I look at the last month, quarter, half-year, and year to get a feel for the trends over time and see how major site updates impacted traffic. I look at the top stats for each bucket and also look deep in the long tail to see what’s hiding. I sanity-check the data against my expectations, like looking at the percentage of non-U.S. visitors to the U.S. site, (it’s always higher than I expect,) and referring pages, (the top entry is really bookmarks instead of search???)

I look at clickmaps of the most and least trafficked pages to get a sense of how the page layout may be influencing clickthroughs.

Then if I have access to it, (at Microsoft I do,) I look at the data of the referring sites themselves to see where the outbound rank is for the site I’m analyzing. I look for customer satisfaction data, customer feedback, planning and marketing data, as well as industry trends for the segment the site’s in.

I search social media and look for positive and negative things about the site in question. I also see what they’re saying about the competition.

Then I spent time thinking about instrumentation gaps and how I can triangulate across or re-query the data sets I do have access to in order to guesstimate the gaps. Examples of gaps that I’ve run into in the past are not instrumenting by content types or site sections.

When I have all this data loaded into my head and spreadsheets, I can finally begin analysis by creating an empirical top task list based on what the data says and compare that to the expected or desired top task list. Further analysis is a topic for another day.

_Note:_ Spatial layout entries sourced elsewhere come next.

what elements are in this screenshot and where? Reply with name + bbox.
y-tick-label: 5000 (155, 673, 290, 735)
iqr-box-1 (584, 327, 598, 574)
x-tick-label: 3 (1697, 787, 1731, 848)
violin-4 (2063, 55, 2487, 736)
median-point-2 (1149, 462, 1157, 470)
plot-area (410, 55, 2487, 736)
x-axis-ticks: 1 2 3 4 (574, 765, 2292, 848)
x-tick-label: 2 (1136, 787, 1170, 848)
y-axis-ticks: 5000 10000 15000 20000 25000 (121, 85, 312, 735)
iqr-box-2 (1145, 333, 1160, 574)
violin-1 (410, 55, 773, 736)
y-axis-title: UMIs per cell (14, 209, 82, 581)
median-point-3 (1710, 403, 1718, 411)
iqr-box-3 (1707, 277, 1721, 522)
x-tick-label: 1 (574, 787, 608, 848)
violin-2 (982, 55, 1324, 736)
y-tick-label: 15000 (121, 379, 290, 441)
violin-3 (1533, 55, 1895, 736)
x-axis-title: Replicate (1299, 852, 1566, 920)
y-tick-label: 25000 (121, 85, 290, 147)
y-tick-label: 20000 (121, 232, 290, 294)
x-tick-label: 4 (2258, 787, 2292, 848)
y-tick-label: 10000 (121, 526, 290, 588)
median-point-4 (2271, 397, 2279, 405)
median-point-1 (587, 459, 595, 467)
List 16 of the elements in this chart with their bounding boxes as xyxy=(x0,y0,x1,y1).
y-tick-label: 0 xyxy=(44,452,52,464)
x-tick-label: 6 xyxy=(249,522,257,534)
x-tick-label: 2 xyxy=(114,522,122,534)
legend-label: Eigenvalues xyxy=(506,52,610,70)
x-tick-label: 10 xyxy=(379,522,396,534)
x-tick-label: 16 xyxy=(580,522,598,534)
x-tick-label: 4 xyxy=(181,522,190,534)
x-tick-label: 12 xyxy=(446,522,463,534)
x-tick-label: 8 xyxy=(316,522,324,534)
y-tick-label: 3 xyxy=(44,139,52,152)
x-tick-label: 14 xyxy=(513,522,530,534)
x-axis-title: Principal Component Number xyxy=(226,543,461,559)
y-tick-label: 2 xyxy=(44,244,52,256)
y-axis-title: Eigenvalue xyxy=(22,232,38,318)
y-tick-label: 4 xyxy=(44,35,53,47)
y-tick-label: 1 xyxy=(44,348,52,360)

Data Acquisition and Analysis, and Startups

I had dinner at my in-laws over the Christmas break, and my brother-in-law’s father is a retired Boeing engineer in his 80’s that used to work in their wind tunnels. He shared some great stories of how moving from analog to computerized methods solved many problems for him and his team, especially around data acquisition and analysis, and it made me think of startups.

One area in particular that got much easier for them was recording air pressure over airfoils at various speeds and angles of attack. They used to have air pressure sensors attached to dozens of needle gages that were mounted on a nearby board. They’d crank up the fan to the desired speed, adjust angle accordingly and snap a few pictures of the gages. Any change of speed or angle would have them taking more photographs of the gage board.

The reason they’d take a few pictures per setting was that the needle gages had a lot of noise – they’d bounce around the scale and they needed multiple pictures to average/guess what the “real” reading was across all the photographed readings per wind speed and airfoil angle setting.

The time from taking a photo and then having it developed, examined, and compared to others in the series to record the results of the experiment in order to compare the tabulated data against the calculated model could be weeks. You can also imagine all sorts of ways that errors could creep into the dataset using this method.

In engineering today, most of this type of data is now either simulated entirely inside the computer or the computer collects massive amounts of data for further analysis. Data is the new coin of the realm, and the bigger your dataset, the larger the opportunity you have to exploit it for financial gain and hit your target.

Disk is cheap and missing the signal in the noise is expensive.

If your startup isn’t already generating and analyzing datasets or considering which you may create or have, you might as well be taking photos of physical gages in your quest to build a rocket to the moon.